2005/6/26

6月25日(土)  分類なし

【今日の入館者】238人(団体206人、招待・友の会4人)
○午前中と午後の2回に分けて都内の女子中学校が団体入館。午前中は僕が、午後はNさんが館内説明をする。今日は週末ということもあって事務局への来客も多かった。評議員のSさん(新聞切抜きのため)、いつもボランティアをしてくれるDさん、Jさん(サッカー話で盛り上がる)。午後にはWさんも貸スペースでの写真展の打ち合わせのために来館する。

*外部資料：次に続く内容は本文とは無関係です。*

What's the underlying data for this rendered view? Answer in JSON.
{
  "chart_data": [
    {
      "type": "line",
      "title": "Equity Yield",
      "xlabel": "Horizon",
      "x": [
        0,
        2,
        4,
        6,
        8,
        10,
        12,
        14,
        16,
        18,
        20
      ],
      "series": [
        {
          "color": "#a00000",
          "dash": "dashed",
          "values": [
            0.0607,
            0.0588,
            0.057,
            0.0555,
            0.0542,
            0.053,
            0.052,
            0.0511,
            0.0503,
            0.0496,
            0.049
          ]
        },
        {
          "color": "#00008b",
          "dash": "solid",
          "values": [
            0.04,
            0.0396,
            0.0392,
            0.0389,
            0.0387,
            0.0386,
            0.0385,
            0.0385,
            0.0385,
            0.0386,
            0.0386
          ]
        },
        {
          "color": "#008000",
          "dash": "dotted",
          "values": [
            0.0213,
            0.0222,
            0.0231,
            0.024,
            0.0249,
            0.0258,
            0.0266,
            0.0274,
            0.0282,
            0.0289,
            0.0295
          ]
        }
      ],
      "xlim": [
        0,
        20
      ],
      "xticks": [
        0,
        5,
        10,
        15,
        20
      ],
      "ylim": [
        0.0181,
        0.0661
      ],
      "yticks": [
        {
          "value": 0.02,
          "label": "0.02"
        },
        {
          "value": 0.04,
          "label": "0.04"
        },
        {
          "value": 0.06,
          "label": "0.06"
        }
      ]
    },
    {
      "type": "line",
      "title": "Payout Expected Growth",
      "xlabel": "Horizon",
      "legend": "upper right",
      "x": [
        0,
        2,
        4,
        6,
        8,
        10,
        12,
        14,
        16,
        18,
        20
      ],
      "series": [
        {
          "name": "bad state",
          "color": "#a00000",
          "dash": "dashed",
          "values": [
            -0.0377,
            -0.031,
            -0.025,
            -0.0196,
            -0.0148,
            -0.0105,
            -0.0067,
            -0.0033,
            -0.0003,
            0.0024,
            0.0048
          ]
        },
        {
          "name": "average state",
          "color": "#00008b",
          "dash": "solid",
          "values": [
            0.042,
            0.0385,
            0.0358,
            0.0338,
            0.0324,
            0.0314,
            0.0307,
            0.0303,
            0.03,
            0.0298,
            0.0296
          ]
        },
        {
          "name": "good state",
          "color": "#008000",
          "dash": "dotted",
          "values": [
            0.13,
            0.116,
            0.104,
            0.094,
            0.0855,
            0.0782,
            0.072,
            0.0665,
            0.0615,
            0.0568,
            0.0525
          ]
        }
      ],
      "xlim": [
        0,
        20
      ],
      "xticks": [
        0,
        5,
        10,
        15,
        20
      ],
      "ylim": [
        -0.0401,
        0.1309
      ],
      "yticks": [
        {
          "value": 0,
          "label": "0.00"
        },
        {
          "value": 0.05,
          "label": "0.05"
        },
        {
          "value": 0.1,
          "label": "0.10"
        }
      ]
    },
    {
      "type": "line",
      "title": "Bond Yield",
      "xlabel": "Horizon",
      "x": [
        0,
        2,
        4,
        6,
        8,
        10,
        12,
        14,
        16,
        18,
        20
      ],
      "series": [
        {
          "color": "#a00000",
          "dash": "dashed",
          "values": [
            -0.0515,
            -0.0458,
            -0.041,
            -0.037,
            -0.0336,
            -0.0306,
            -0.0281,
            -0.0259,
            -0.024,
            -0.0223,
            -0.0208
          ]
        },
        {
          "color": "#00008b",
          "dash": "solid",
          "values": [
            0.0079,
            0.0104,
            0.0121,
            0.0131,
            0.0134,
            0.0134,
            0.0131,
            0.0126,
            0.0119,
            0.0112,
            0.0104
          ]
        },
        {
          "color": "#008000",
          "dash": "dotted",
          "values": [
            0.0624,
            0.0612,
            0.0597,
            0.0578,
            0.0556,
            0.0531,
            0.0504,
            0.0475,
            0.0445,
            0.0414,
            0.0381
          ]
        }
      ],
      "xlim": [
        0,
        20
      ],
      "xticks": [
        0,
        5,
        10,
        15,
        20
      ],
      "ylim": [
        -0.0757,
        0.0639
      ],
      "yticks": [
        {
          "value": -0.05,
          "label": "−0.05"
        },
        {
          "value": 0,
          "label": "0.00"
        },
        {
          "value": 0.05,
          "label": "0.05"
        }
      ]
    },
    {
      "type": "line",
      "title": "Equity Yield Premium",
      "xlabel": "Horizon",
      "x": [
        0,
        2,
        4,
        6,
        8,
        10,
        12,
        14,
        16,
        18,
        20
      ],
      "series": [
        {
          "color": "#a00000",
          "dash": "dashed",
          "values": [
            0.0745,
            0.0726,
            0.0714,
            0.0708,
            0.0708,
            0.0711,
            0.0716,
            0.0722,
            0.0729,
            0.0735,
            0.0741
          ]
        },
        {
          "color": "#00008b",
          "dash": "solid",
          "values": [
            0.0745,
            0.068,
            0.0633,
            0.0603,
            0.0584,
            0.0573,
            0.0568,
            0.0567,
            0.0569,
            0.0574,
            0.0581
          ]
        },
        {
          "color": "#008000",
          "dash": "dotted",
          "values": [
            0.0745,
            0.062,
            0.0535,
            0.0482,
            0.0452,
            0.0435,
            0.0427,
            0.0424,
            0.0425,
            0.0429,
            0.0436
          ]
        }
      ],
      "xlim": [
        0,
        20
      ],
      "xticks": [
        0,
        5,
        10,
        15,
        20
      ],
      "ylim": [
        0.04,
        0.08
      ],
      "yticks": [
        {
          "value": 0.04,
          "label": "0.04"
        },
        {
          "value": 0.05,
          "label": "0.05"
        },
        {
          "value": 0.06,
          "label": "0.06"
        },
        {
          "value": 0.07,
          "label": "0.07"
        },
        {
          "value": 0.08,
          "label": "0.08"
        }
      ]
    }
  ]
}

○今日はニュース編集作業の追い込み。新作Tシャツの写真を掲載するために、いつも遊びに来る近所のRちゃんとYくんにお願いしてTシャツを着てもらった。小学校にあがったばかりのYくんは、一番小さなサイズのTシャツでもかなりぶかぶかで、「写真は撮らない!」とふくれていたのだが、みんなに「かっこいいよ」と褒められて最後は笑顔で写真に写っていた。

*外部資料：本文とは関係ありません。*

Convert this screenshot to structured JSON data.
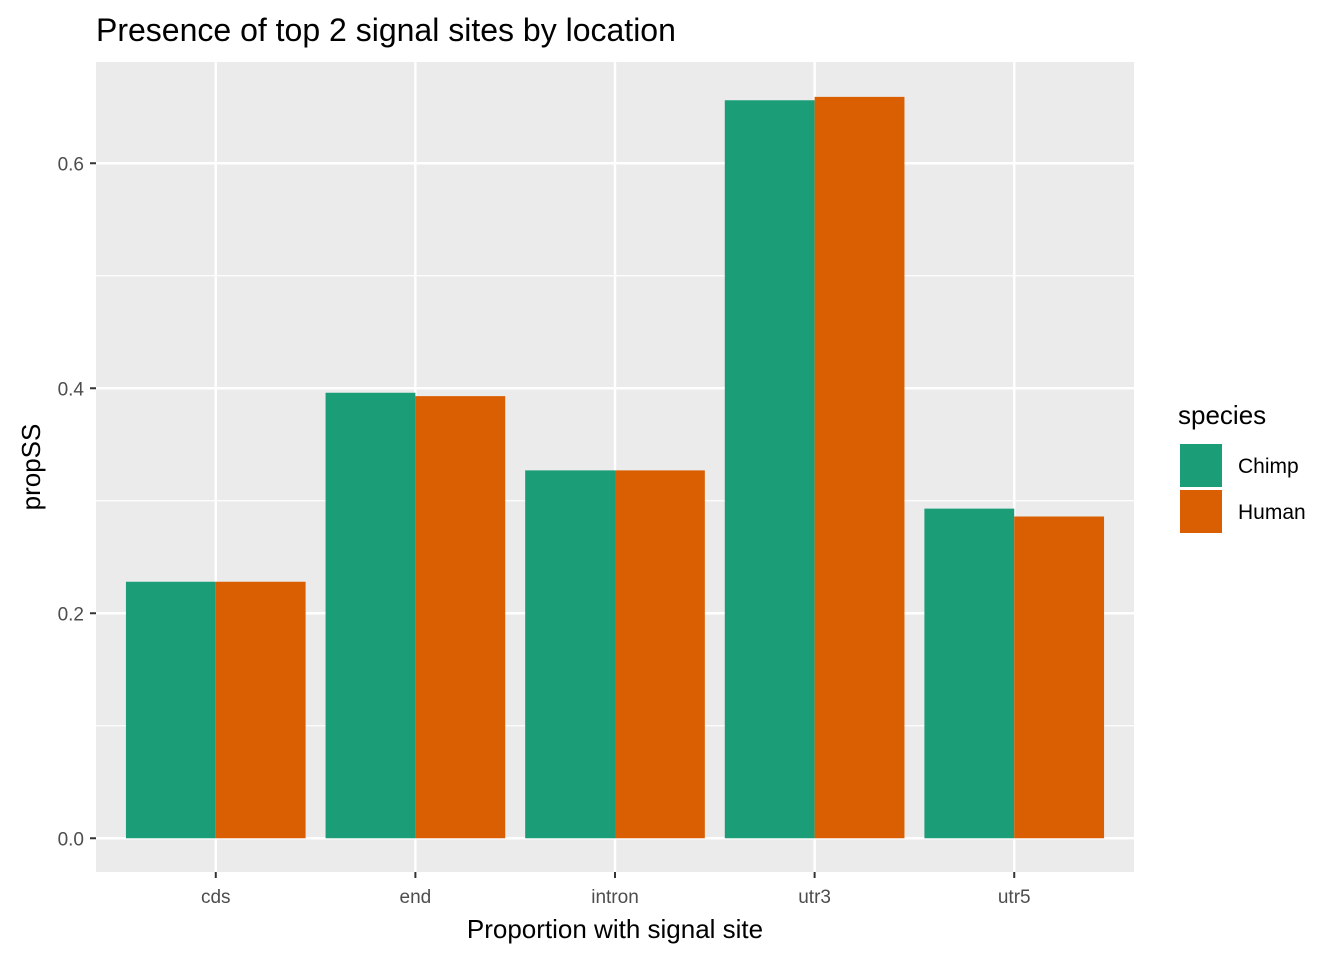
{
  "chart_data": {
    "type": "bar",
    "title": "Presence of top 2 signal sites by location",
    "xlabel": "Proportion with signal site",
    "ylabel": "propSS",
    "categories": [
      "cds",
      "end",
      "intron",
      "utr3",
      "utr5"
    ],
    "series": [
      {
        "name": "Chimp",
        "color": "#1b9e77",
        "values": [
          0.228,
          0.396,
          0.327,
          0.656,
          0.293
        ]
      },
      {
        "name": "Human",
        "color": "#d95f02",
        "values": [
          0.228,
          0.393,
          0.327,
          0.659,
          0.286
        ]
      }
    ],
    "ylim": [
      -0.03,
      0.69
    ],
    "yticks": [
      0.0,
      0.2,
      0.4,
      0.6
    ],
    "ytick_labels": [
      "0.0",
      "0.2",
      "0.4",
      "0.6"
    ],
    "grid": true,
    "panel_background": "#ebebeb",
    "legend": {
      "title": "species",
      "position": "right"
    }
  }
}
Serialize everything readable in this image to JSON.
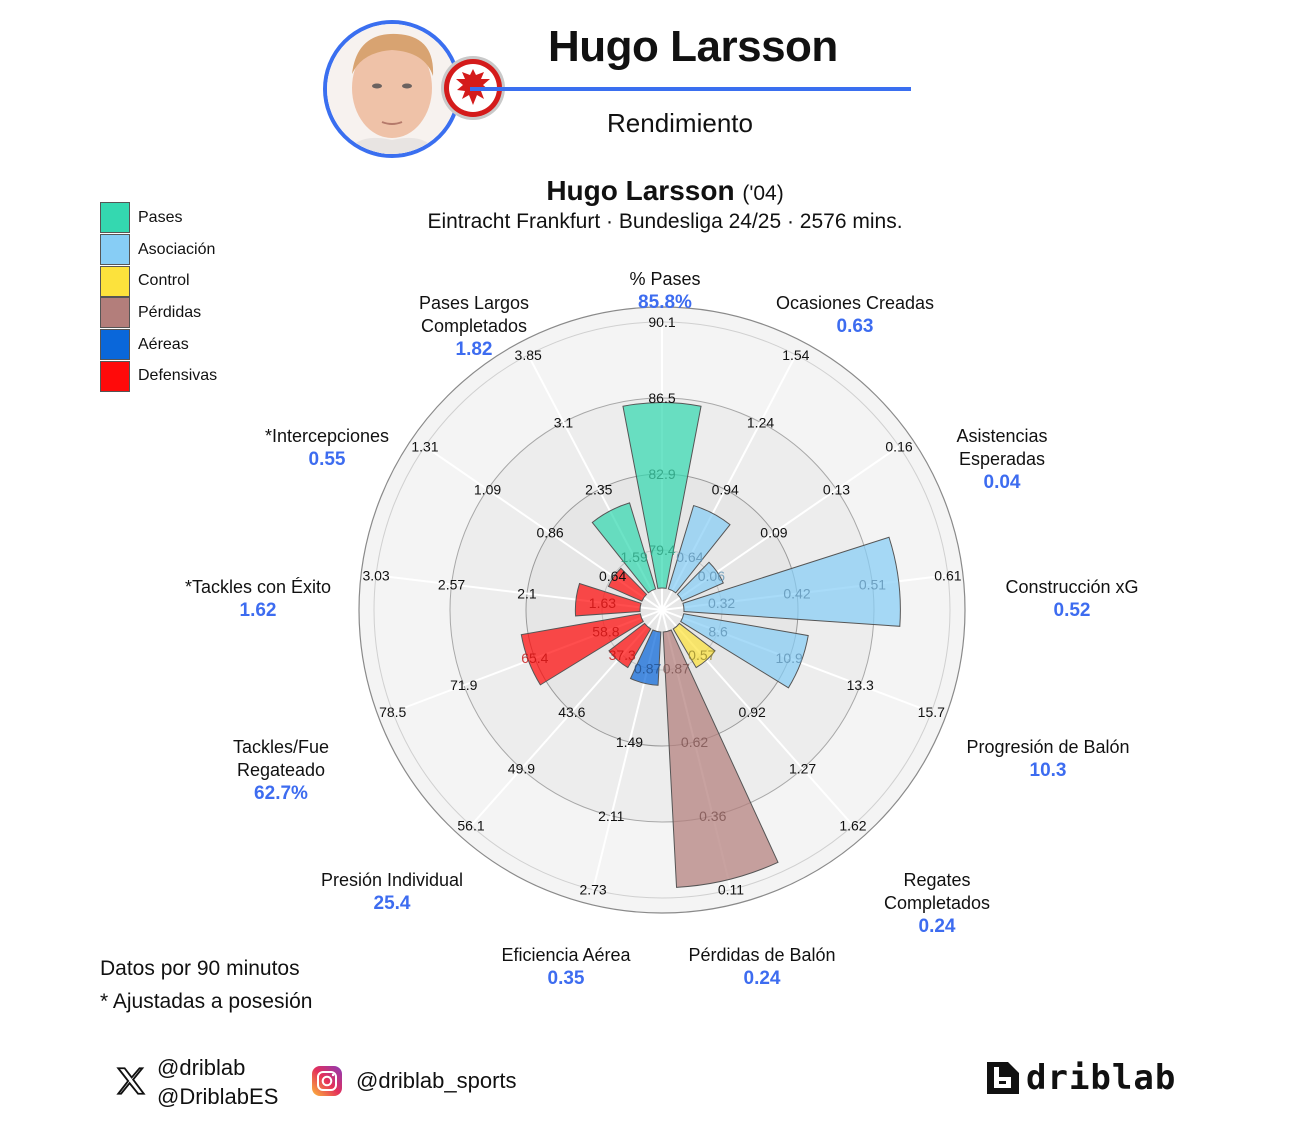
{
  "header": {
    "player_name": "Hugo Larsson",
    "subtitle": "Rendimiento",
    "accent_color": "#3a6ff0"
  },
  "chart_title": {
    "name": "Hugo Larsson",
    "year": "('04)",
    "subtitle": "Eintracht Frankfurt · Bundesliga 24/25 · 2576 mins."
  },
  "legend": [
    {
      "label": "Pases",
      "color": "#34d8b0"
    },
    {
      "label": "Asociación",
      "color": "#87cdf5"
    },
    {
      "label": "Control",
      "color": "#fce23c"
    },
    {
      "label": "Pérdidas",
      "color": "#b37e7b"
    },
    {
      "label": "Aéreas",
      "color": "#0a67da"
    },
    {
      "label": "Defensivas",
      "color": "#ff0a0a"
    }
  ],
  "notes": {
    "line1": "Datos por 90 minutos",
    "line2": "* Ajustadas a posesión"
  },
  "social": {
    "x_handle1": "@driblab",
    "x_handle2": "@DriblabES",
    "instagram": "@driblab_sports",
    "brand": "driblab"
  },
  "chart_data": {
    "type": "polar-bar",
    "title": "Hugo Larsson ('04)",
    "subtitle": "Eintracht Frankfurt · Bundesliga 24/25 · 2576 mins.",
    "rings": 4,
    "categories": [
      {
        "label": "% Pases",
        "value": "85.8%",
        "group": "Pases",
        "ticks": [
          "79.4",
          "82.9",
          "86.5",
          "90.1"
        ],
        "fill": 0.66
      },
      {
        "label": "Ocasiones Creadas",
        "value": "0.63",
        "group": "Asociación",
        "ticks": [
          "0.64",
          "0.94",
          "1.24",
          "1.54"
        ],
        "fill": 0.31
      },
      {
        "label": "Asistencias Esperadas",
        "value": "0.04",
        "group": "Asociación",
        "ticks": [
          "0.06",
          "0.09",
          "0.13",
          "0.16"
        ],
        "fill": 0.16
      },
      {
        "label": "Construcción xG",
        "value": "0.52",
        "group": "Asociación",
        "ticks": [
          "0.32",
          "0.42",
          "0.51",
          "0.61"
        ],
        "fill": 0.77
      },
      {
        "label": "Progresión de Balón",
        "value": "10.3",
        "group": "Asociación",
        "ticks": [
          "8.6",
          "10.9",
          "13.3",
          "15.7"
        ],
        "fill": 0.45
      },
      {
        "label": "Regates Completados",
        "value": "0.24",
        "group": "Control",
        "ticks": [
          "0.57",
          "0.92",
          "1.27",
          "1.62"
        ],
        "fill": 0.16
      },
      {
        "label": "Pérdidas de Balón",
        "value": "0.24",
        "group": "Pérdidas",
        "ticks": [
          "0.87",
          "0.62",
          "0.36",
          "0.11"
        ],
        "fill": 0.91
      },
      {
        "label": "Eficiencia Aérea",
        "value": "0.35",
        "group": "Aéreas",
        "ticks": [
          "0.87",
          "1.49",
          "2.11",
          "2.73"
        ],
        "fill": 0.19
      },
      {
        "label": "Presión Individual",
        "value": "25.4",
        "group": "Defensivas",
        "ticks": [
          "37.3",
          "43.6",
          "49.9",
          "56.1"
        ],
        "fill": 0.16
      },
      {
        "label": "Tackles/Fue Regateado",
        "value": "62.7%",
        "group": "Defensivas",
        "ticks": [
          "58.8",
          "65.4",
          "71.9",
          "78.5"
        ],
        "fill": 0.43
      },
      {
        "label": "*Tackles con Éxito",
        "value": "1.62",
        "group": "Defensivas",
        "ticks": [
          "1.63",
          "2.1",
          "2.57",
          "3.03"
        ],
        "fill": 0.23
      },
      {
        "label": "*Intercepciones",
        "value": "0.55",
        "group": "Defensivas",
        "ticks": [
          "0.64",
          "0.86",
          "1.09",
          "1.31"
        ],
        "fill": 0.13
      },
      {
        "label": "Pases Largos Completados",
        "value": "1.82",
        "group": "Pases",
        "ticks": [
          "1.59",
          "2.35",
          "3.1",
          "3.85"
        ],
        "fill": 0.32
      }
    ],
    "note": "Datos por 90 minutos; * Ajustadas a posesión"
  }
}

○今号の美術館ニュースには新しい試みとして「表紙の絵」というコラム記事を作ってみた。今回は丸木スマの『ピカのとき』を取り上げている。以下はそのコラム記事の全文。こうした試みが、関係者の間にどのような反応を呼ぶのかは正直不安もあるけれども、恐れずに新しいことに挑んでいきたいという気持ちが今は強い。

表紙の絵 『ピカのとき』丸木スマ

「市民の手で原爆の絵を残そう」という呼びかけにより、被爆者の描いた原爆の絵の一般募集がはじめられたのは、被爆からおよそ30年が過ぎた後のことでした。当時の生々しい様子が描かれたそれらの絵からは、被爆者に刻み込まれた「あの日」の記憶が、長い歳月を経ても決して消え去るものではないことが感じられます。
 丸木スマの『ピカのとき』は、1950年制作です。被爆者の絵としてはかなり早い時期に描かれたものと言えるでしょう。しかし俊の文章によると、スマは原爆の絵を描いていたことを周囲の人には話さなかったようです。
 原爆に夫を奪われた彼女は、まわりの人が「運命だからあきらめましょう」と言うのを聞いて、「これは山崩れや地震たァちがいます。ピカは人が落とさにゃ落ちてこん」と言ったそうです。
 そんな気丈さと洞察力を備えたスマにとっても、自らの体験を描くことは、とても辛いことだったのでしょう。
 近づこうとしても、私たちの想像のはるか彼方にある原爆の記憶。けれども、残された一枚の絵は、私たちにとって「あの日」を追体験するための貴重な道標でもあるのです。